Net zoals in Sticker Star word je nauwelijks voor je moeite beloond. Je kunt dit keer voor een groter verfreservoir sparen, maar de kans dat dat überhaupt leeg raakt, is erg klein. Je hebt verf nodig om puzzels in de omgeving op te lossen, maar je kunt je voorraad verf op veel manieren aanvullen. Gevechten blijken in Color Splash dan ook weer het zwakste gameplay-onderdeel, waardoor je ze het liefst zoveel mogelijk uit de weg gaat.
Het tweede scherm van de GamePad wordt ook gebruikt om delen van de papieren levels op gezette tijden los te knippen, om zo nieuwe paden te ontdekken. De Things uit Sticker Star keren daarvoor terug. Die unieke kaarten van 3D-objecten plaats je op de uitgeknipte plekken.
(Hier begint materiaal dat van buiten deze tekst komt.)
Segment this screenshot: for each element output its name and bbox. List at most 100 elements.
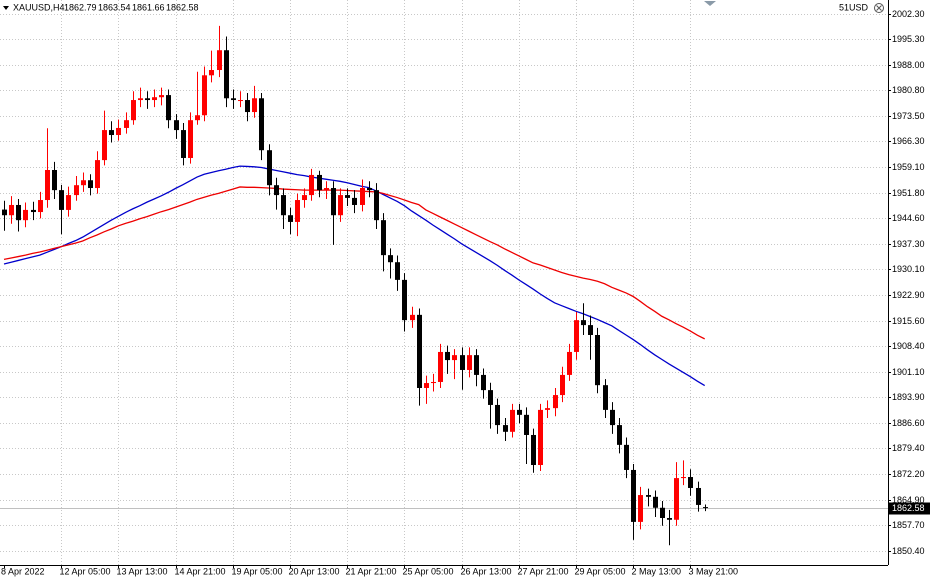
axis-layer: 2002.30 1995.30 1988.00 1980.80 1973.50 1966.… xyxy=(1,9,930,576)
candle-body xyxy=(317,174,322,191)
x-tick-label: 14 Apr 21:00 xyxy=(175,566,226,576)
y-tick-label: 1951.80 xyxy=(892,188,925,198)
candle-body xyxy=(231,98,236,101)
candle-body xyxy=(166,95,171,121)
candle-body xyxy=(588,325,593,335)
candle-body xyxy=(31,209,36,213)
candle-body xyxy=(696,487,701,505)
candle-body xyxy=(395,262,400,280)
candle-body xyxy=(124,120,129,128)
header-low: 1861.66 xyxy=(132,2,165,12)
x-tick-label: 12 Apr 05:00 xyxy=(60,566,111,576)
close-icon-ring[interactable] xyxy=(874,3,884,13)
header-close: 1862.58 xyxy=(166,2,199,12)
candle-body xyxy=(510,409,515,432)
candle-body xyxy=(617,425,622,445)
candle-body xyxy=(703,507,708,509)
candle-body xyxy=(238,100,243,102)
account-label: 51USD xyxy=(839,2,869,12)
y-tick-label: 1879.40 xyxy=(892,443,925,453)
y-tick-label: 1973.50 xyxy=(892,111,925,121)
candle-body xyxy=(417,314,422,388)
current-price-label: 1862.58 xyxy=(892,503,925,513)
candle-body xyxy=(581,320,586,326)
y-tick-label: 1908.40 xyxy=(892,341,925,351)
x-tick-label: 2 May 13:00 xyxy=(632,566,682,576)
close-icon-cross[interactable] xyxy=(876,5,882,11)
x-tick-label: 21 Apr 21:00 xyxy=(346,566,397,576)
candle-body xyxy=(224,50,229,99)
candle-body xyxy=(445,351,450,361)
candle-body xyxy=(624,444,629,470)
close-chart-button[interactable] xyxy=(874,3,884,13)
x-tick-label: 27 Apr 21:00 xyxy=(518,566,569,576)
candle-body xyxy=(131,100,136,121)
grid-layer xyxy=(0,0,888,565)
candle-body xyxy=(603,385,608,410)
candle-body xyxy=(309,174,314,196)
candle-body xyxy=(217,50,222,71)
candle-body xyxy=(646,495,651,497)
candle-body xyxy=(560,374,565,396)
candle-body xyxy=(195,115,200,121)
candle-body xyxy=(452,355,457,361)
candle-body xyxy=(481,374,486,391)
candle-body xyxy=(267,150,272,186)
chart-header: XAUUSD,H4 1862.79 1863.54 1861.66 1862.5… xyxy=(3,2,884,13)
candle-body xyxy=(610,409,615,426)
candle-body xyxy=(259,98,264,151)
candle-body xyxy=(188,120,193,158)
y-tick-label: 1959.10 xyxy=(892,162,925,172)
candle-body xyxy=(181,130,186,158)
candle-body xyxy=(152,97,157,101)
symbol: XAUUSD,H4 xyxy=(13,2,65,12)
candle-body xyxy=(410,314,415,321)
candle-body xyxy=(631,469,636,522)
candle-body xyxy=(517,409,522,415)
candle-body xyxy=(331,188,336,216)
header-arrow xyxy=(3,6,9,10)
candle-body xyxy=(424,383,429,388)
y-tick-label: 1988.00 xyxy=(892,60,925,70)
x-tick-label: 26 Apr 13:00 xyxy=(461,566,512,576)
candle-body xyxy=(145,98,150,101)
candle-body xyxy=(45,169,50,201)
candle-body xyxy=(367,188,372,191)
candle-body xyxy=(660,507,665,519)
y-tick-label: 1864.90 xyxy=(892,495,925,505)
candle-body xyxy=(295,200,300,222)
x-tick-label: 19 Apr 05:00 xyxy=(232,566,283,576)
candle-body xyxy=(524,414,529,435)
y-tick-label: 1893.90 xyxy=(892,392,925,402)
candle-body xyxy=(116,127,121,136)
candle-layer xyxy=(2,25,708,546)
x-tick-label: 25 Apr 05:00 xyxy=(403,566,454,576)
candle-body xyxy=(638,495,643,522)
candle-body xyxy=(495,404,500,426)
y-tick-label: 1980.80 xyxy=(892,85,925,95)
y-tick-label: 1901.10 xyxy=(892,367,925,377)
candle-body xyxy=(574,320,579,352)
x-tick-label: 13 Apr 13:00 xyxy=(117,566,168,576)
candle-body xyxy=(653,496,658,508)
candle-body xyxy=(95,160,100,189)
x-tick-label: 20 Apr 13:00 xyxy=(289,566,340,576)
candle-body xyxy=(553,395,558,409)
header-open: 1862.79 xyxy=(64,2,97,12)
candle-body xyxy=(174,120,179,131)
x-tick-label: 8 Apr 2022 xyxy=(1,566,45,576)
candle-body xyxy=(138,98,143,101)
candle-body xyxy=(438,351,443,382)
candle-body xyxy=(23,209,28,221)
candle-body xyxy=(688,477,693,488)
candle-body xyxy=(681,477,686,479)
candle-body xyxy=(74,185,79,196)
candle-body xyxy=(324,188,329,191)
candle-body xyxy=(374,190,379,221)
y-tick-label: 1966.30 xyxy=(892,136,925,146)
candle-body xyxy=(345,195,350,198)
candle-body xyxy=(488,390,493,405)
candle-body xyxy=(2,209,7,216)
Zo trek je een Toad uit een buis met een ontstopper-kaart, loods je een piratenschip door de mist met een kompas-kaart en lok je een Bow-Wow met een kaart van een bot.
Waar je precies kunt knippen, is echter vaak onduidelijk, waardoor je regelmatig alleen door frustrerende trial and error verder komt. Te meer als ook nog eens de juiste kaart in je inventaris ontbreekt. Vaak weet je niet wat de game van je wil, en de NPC's die tips geven blijken in die gevallen ook weinig nut te hebben. Hoe vaker je op een dergelijke manier vast komt te zitten, hoe moedelozer je ervan wordt. Zet je een unieke kaart op het verkeerde moment in, dan ben je 'm gewoon kwijt. Je kunt 'm voor veel geld terug kopen, maar je bent eerder geneigd de game maar opnieuw op te starten.
Momenten waarbij je geacht wordt specifieke kaarten in te zetten die je al dan niet bij je hebt, stapelen zich naarmate de game vordert telkens verder op. Ook tijdens de gevechten. Zo zijn metalen Shy Guys alleen met kaarten van ijzeren voorwerpen te verslaan. Heb je die niet meer, dan volgt snel een Game Over-scherm. Omdat je van tevoren niet weet welke vijanden je tegenover je krijgt, is het telkens weer bidden dat je genoeg van de juiste kaarten in je bezit hebt. Ook in Sticker Star liep je daar veel tegenaan, en hier is het net zo irritant.
Mettertijd bouw je met Paper Mario: Color Splash dezelfde haat-liefdeverhouding op als destijds met Sticker Star. Je wilt graag verder spelen omdat er in de charmante spelwereld zoveel diverse en grappige levels te ontdekken zijn, maar legt de game ook herhaaldelijk weg omdat je weer eens op een oneerlijke manier vast komt te zitten of het loodje legt. Je geduld wordt meermaals danig op de proef gesteld, en het is wachten op de druppel die de emmer doet overlopen... en je uiteindelijk simpelweg niet meer naar Prism Island terugkeert.
Paper Mario: Color Splash is vanaf 7 oktober verkrijgbaar voor de Wii U.